Dear Brothers and Sisters in Christ,
On this Divine Mercy Sunday, our attention is focused on the mercy of God, who constantly offers us the gift of forgiveness. Additionally, we recognize in this celebration our own duty to imitate the Lord’s mercy, especially through the corporal and spiritual works of mercy. We are called to be people of mercy, of forgiveness, and to accept the merciful gaze of our Risen Savior. In our world today, there are many confused notions of mercy, and it is important to bring these into the light so that we can better understand that true mercy flows from God’s designs. Recently, one such misguided notion of mercy was brought to our area, as the Connecticut legislature considered legalizing physician assisted suicide. I would like here to clarify the Catholic Church’s teaching on so-called “mercy killing,” or euthanasia.
The Catechism of the Catholic Church (2277), succinctly states, “Whatever its motives and means, direct euthanasia consists in putting an end to the lives of handicapped, sick, or dying persons. It is morally unacceptable.”
The Second Vatican Council, in Gaudium et Spes, teaches: “Furthermore, whatever is opposed to life itself, such as any type of murder, genocide, abortion, euthanasia or willful self-destruction, whatever violates the integrity of the human person, such as mutilation, torments inflicted on body or mind, attempts to coerce the will itself; whatever insults human dignity, such as subhuman living conditions, arbitrary imprisonment, deportation, slavery, prostitution, the selling of women and children; as well as disgraceful working conditions, where men are treated as mere tools for profit, rather than as free and responsible persons; all these things and others of their like are infamies indeed. They poison human society, but they do more harm to those who practice them than those who suffer from the injury. Moreover, they are supreme dishonor to the Creator.”
Pope St. John Paul II, in his encyclical Evangelium Vitae (which I highly recommend for reading), says, “Life is always a good. This is an instinctive perception and a fact of experience, and man is called to grasp the profound reason why this is so… Why is life a good?… The life which God gives man is quite different from the life of all other living creatures, inasmuch as man, although formed from the dust of the earth, is a manifestation of God in the world, a sign of his presence, a trace of his glory… Man has been given a sublime dignity, based on the intimate bond which unites him to his Creator: in man there shines forth a reflection of God himself.
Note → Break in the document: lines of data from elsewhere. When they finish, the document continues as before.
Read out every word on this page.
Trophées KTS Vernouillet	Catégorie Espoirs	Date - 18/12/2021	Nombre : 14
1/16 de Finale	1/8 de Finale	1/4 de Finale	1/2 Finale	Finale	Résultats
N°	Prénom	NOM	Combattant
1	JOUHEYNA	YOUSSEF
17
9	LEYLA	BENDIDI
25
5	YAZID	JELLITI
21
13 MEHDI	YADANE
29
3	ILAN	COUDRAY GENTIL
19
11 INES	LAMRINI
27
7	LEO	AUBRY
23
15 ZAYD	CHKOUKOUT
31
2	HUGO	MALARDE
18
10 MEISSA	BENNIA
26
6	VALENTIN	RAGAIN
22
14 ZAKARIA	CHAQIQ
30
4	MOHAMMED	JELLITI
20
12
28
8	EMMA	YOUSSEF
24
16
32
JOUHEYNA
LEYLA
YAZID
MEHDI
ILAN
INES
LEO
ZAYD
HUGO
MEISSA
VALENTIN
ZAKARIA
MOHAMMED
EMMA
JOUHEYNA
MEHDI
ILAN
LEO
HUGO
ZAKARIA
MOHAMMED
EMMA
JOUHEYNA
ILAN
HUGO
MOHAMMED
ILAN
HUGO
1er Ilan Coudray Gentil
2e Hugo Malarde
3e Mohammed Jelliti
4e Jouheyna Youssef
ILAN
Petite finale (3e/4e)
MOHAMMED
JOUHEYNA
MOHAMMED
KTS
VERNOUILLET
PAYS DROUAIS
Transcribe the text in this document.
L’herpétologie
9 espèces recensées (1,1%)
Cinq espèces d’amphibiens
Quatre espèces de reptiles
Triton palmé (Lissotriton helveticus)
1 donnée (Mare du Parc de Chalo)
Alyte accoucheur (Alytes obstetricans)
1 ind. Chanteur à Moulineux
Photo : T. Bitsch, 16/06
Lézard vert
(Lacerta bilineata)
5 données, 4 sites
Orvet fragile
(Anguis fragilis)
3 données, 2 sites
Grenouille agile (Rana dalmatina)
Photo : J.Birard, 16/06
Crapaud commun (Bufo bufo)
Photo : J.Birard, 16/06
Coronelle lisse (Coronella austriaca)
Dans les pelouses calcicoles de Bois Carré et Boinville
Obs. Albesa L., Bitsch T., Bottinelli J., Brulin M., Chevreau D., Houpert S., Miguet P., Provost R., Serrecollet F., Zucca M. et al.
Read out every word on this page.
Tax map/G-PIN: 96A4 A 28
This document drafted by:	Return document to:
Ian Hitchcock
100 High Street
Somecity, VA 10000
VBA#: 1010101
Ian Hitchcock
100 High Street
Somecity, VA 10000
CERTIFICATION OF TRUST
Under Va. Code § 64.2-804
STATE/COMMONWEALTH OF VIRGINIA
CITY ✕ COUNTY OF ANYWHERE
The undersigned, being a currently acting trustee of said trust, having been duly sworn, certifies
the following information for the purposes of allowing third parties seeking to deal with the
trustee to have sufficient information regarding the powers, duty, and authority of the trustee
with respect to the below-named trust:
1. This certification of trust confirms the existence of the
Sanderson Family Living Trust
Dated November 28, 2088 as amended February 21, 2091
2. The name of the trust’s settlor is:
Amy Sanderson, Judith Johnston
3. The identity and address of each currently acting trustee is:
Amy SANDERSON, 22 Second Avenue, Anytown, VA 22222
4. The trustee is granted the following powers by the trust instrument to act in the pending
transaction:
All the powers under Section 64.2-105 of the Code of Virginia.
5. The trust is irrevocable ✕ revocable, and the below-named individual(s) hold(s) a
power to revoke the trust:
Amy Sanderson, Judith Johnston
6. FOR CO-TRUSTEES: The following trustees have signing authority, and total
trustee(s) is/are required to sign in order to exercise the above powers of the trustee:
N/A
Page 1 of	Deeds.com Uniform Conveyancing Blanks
He goes on to write, “Therefore, by the authority which Christ conferred upon Peter and his Successors, and in communion with the Bishops of the Catholic Church, I confirm that the direct and voluntary killing of an innocent human being is always gravely immoral. This doctrine, based upon that unwritten law which man, in the light of reason, finds in his own heart, is reaffirmed by Sacred Scripture, transmitted by the Tradition of the Church and taught by the ordinary and universal Magisterium. The deliberate decision to deprive an innocent human being of his life is always morally evil and can never be licit either as an end in itself or as a means to a good end. It is in fact a grave act of disobedience to the moral law, and indeed to God himself, the author and guarantor of that law; it contradicts the fundamental virtues of justice and charity. “Nothing and no one can in any way permit the killing of an innocent human being, whether a fetus or an embryo, an infant or an adult, an old person, or one suffering from an incurable disease, or a person who is dying. Furthermore, no one is permitted to ask for this act of killing, either for himself or herself or for another person entrusted to his or her care, nor can he or she consent to it, either explicitly or implicitly. Nor can any authority legitimately recommend or permit such an action.”
Pope Francis, more recently, has pointed to euthanasia as a symptom of a “throwaway culture,” one in which human persons can be discarded when they become inconvenient. Indeed, physician assisted suicide, if legalized, can and will lead to a throwaway culture that allows human beings to be discarded, not by their free choice, but by the ruling of the state. Pope Francis says, “The practice of euthanasia, which has already become legal in several states, only seemingly aims to encourage personal freedom; in reality it is based on a utilitarian view of the person, who becomes useless or can be equated to a cost, if from the medical point of view he or she has no hope of improvement or can no longer avoid pain.” From all this, it is clear that Catholics are called to protect and defend human life in all its stages. No Catholic can claim the mantle of mercy in order to support euthanasia – to do so is a misrepresentation of true mercy and a rejection of the Catholic faith. Addressing Italian doctors, Pope Francis prayed “May He inspire all to be close to those who suffer. Closeness, that very important and much needed attitude. The Lord also implemented it, closeness, in our midst. May He inspire everyone to be close to those who suffer, to the little ones above all, and to put the weak in first place, so that they may nurture a more human society and relationships characterized by gratuitousness, rather than opportunity.”